3.1.3 Non-Western Notions of Human Rights 15

3.2 Cultural Relativism 16

3.3 Universality of Human Rights Versus Cultural Relativism 17

3.4 Culture 19

3.4.1 Imperialism 22

3.5 Cultural Imperialism 23

3.6 Homosexuality 25

3.6.1 A Religious Perspective 27

3.6.2 Homosexuality as a Human Right 28

4. Case Description 29

4.1 Homosexuality in Africa 29

4.2 The African Union 31

4.3 The African Charter on Human and Peoples’ Rights 32

4.4 The European Convention on Human Rights 33

5. Analysis 35

5.1 Defining Sexual Discrimination 35

5.2 Interpreting the Legal Framework for Non-Discrimination of Homosexuals 37

5.3 Peoples’ Rights 42

5.4 Justifying Discrimination 44

6. Concluding Discussion 47

7. List of References 50

1. Introduction

International human rights law has increasingly begun to focus on the weakest members of society and the violation of their rights, and the existing human rights instruments have so far not been sufficient in addressing and protecting the rights of the more vulnerable minority groups. Also, there has been an intensified focus in the media on this subject. Particularly, the rights of homosexuals in Africa have been covered extensively, as an increasing amount of laws criminalizing homosexual practices have been implemented throughout the continent. Most recently, the adoption of a new and stricter law in Uganda has received a lot of international attention from human rights non-governmental organizations (NGOs), such as Amnesty International. This law criminalizes homosexual acts to the degree that such can lead to lifetime imprisonment. Another legal approach limiting the fundamental freedoms of homosexuals was implemented in Nigeria only last year, and many other African states have similar laws on the matter. Currently, 38 African countries have official anti-homosexual laws (Amnesty, 2014). On the global level, Africa thus accounts for half of the countries in which official laws on the matter exist, as homosexual practices are currently criminalized in 76 countries worldwide. Punishment hereof varies profoundly and ranges from fines to imprisonment or even death penalty. South Africa remains the only country, within the African continent, to protect and promote the rights and fundamental freedoms of lesbian, gay, bisexual, and transgender (LGBT) people along with the right to same-sex marriage (Johnson, 2013). Thus, within the context of minority rights, homosexual rights are highly relevant to examine due to contemporary discussions on the subject.

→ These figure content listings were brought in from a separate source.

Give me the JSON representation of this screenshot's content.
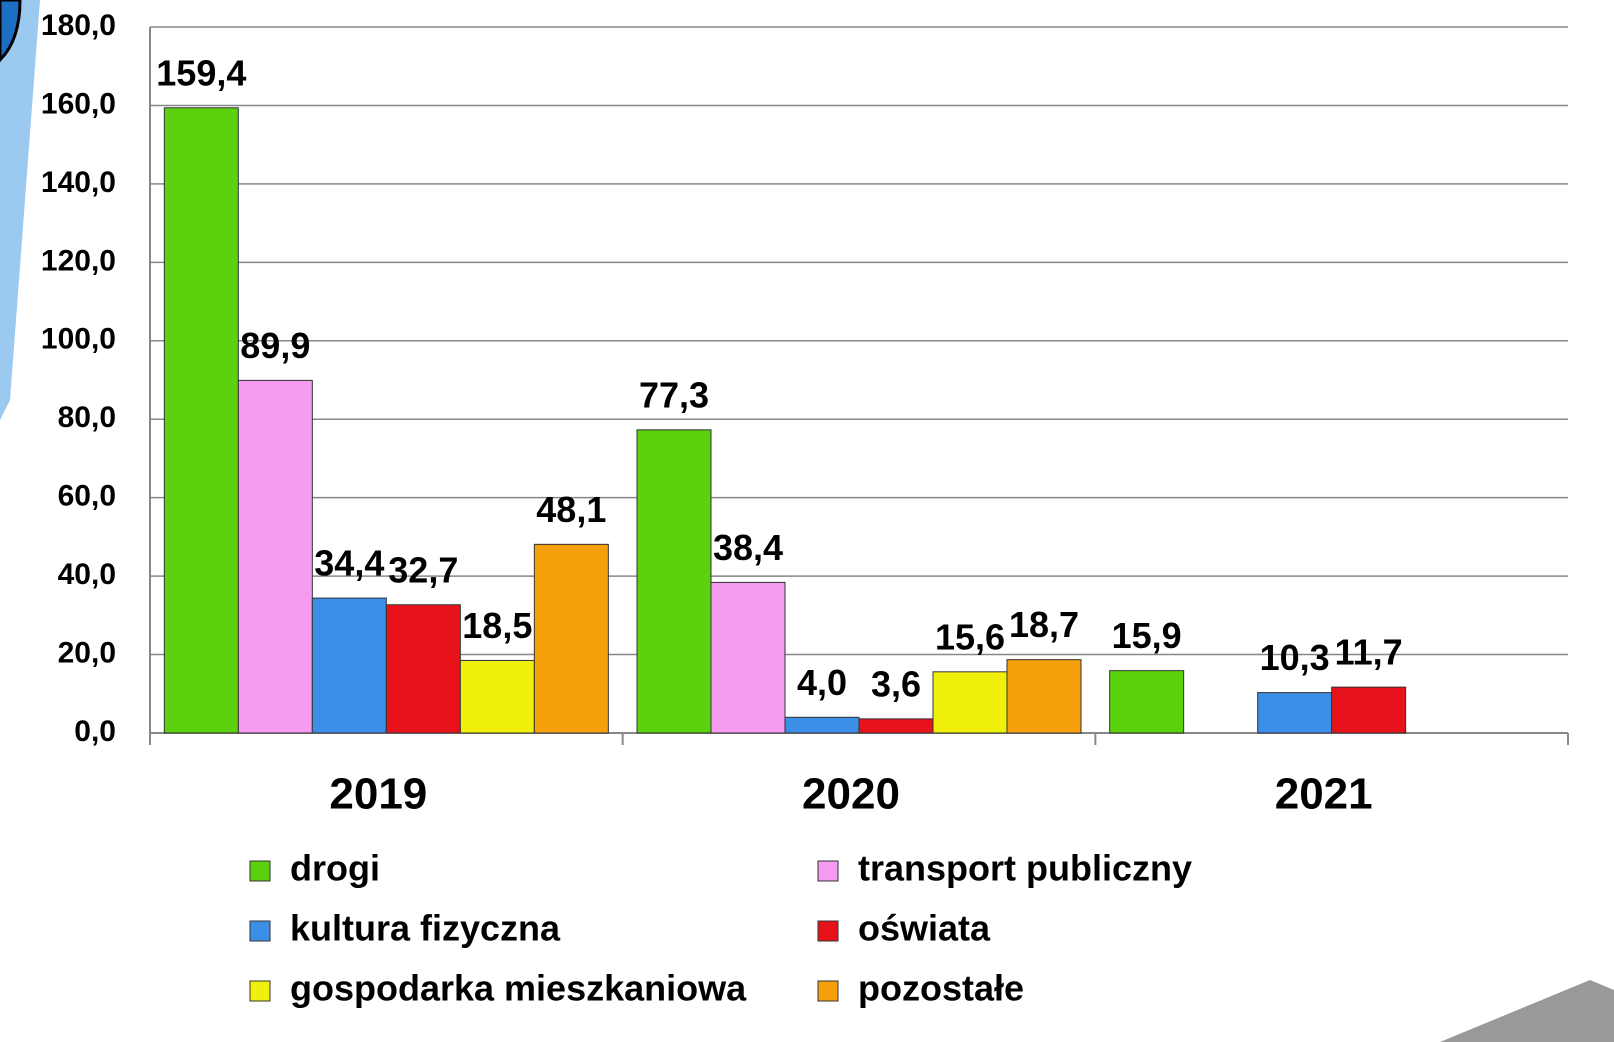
{
  "chart_data": {
    "type": "bar",
    "categories": [
      "2019",
      "2020",
      "2021"
    ],
    "series": [
      {
        "name": "drogi",
        "color": "#5cd10e",
        "values": [
          159.4,
          77.3,
          15.9
        ],
        "value_labels": [
          "159,4",
          "77,3",
          "15,9"
        ]
      },
      {
        "name": "transport publiczny",
        "color": "#f59cf0",
        "values": [
          89.9,
          38.4,
          null
        ],
        "value_labels": [
          "89,9",
          "38,4",
          null
        ]
      },
      {
        "name": "kultura fizyczna",
        "color": "#3b8fe6",
        "values": [
          34.4,
          4.0,
          10.3
        ],
        "value_labels": [
          "34,4",
          "4,0",
          "10,3"
        ]
      },
      {
        "name": "oświata",
        "color": "#e8121b",
        "values": [
          32.7,
          3.6,
          11.7
        ],
        "value_labels": [
          "32,7",
          "3,6",
          "11,7"
        ]
      },
      {
        "name": "gospodarka mieszkaniowa",
        "color": "#f0f00c",
        "values": [
          18.5,
          15.6,
          null
        ],
        "value_labels": [
          "18,5",
          "15,6",
          null
        ]
      },
      {
        "name": "pozostałe",
        "color": "#f5a10b",
        "values": [
          48.1,
          18.7,
          null
        ],
        "value_labels": [
          "48,1",
          "18,7",
          null
        ]
      }
    ],
    "ylim": [
      0,
      180
    ],
    "yticks": [
      {
        "value": 0,
        "label": "0,0"
      },
      {
        "value": 20,
        "label": "20,0"
      },
      {
        "value": 40,
        "label": "40,0"
      },
      {
        "value": 60,
        "label": "60,0"
      },
      {
        "value": 80,
        "label": "80,0"
      },
      {
        "value": 100,
        "label": "100,0"
      },
      {
        "value": 120,
        "label": "120,0"
      },
      {
        "value": 140,
        "label": "140,0"
      },
      {
        "value": 160,
        "label": "160,0"
      },
      {
        "value": 180,
        "label": "180,0"
      }
    ],
    "grid": true
  }
}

Especially the Western media tend to have a critical view on the increase of criminalizing homosexuality. Seen from a Western perspective, this critical view is rather reasonable, as such laws can be seen as human rights violations. However, there have been great debates on whether the universality of human rights is a form of Western imposed cultural imperialism and to what extent human rights can be universal at all. This poses a moral dilemma, in the sense that interfering might seem like the right thing to do from an outside perspective. On the other hand, interference or condemnation might contravene with national values and beliefs and fail to acknowledge existing cultural differences. Taking such actions also runs counter to the principle of cultural relativism, as it conveys the belief that one’s own culture is superior to that of others. Therefore, it is essential to consider the cultural diversity and historic development in Africa in order to obtain a more nuanced perspective on the matter.

The overall aim of this project will be an attempt to shed light on and answer the following research question: With a view to recent debates over the rights of homosexuals in several African countries, to what extent can human rights, and especially gay rights, be perceived as a form of Western cultural imperialism?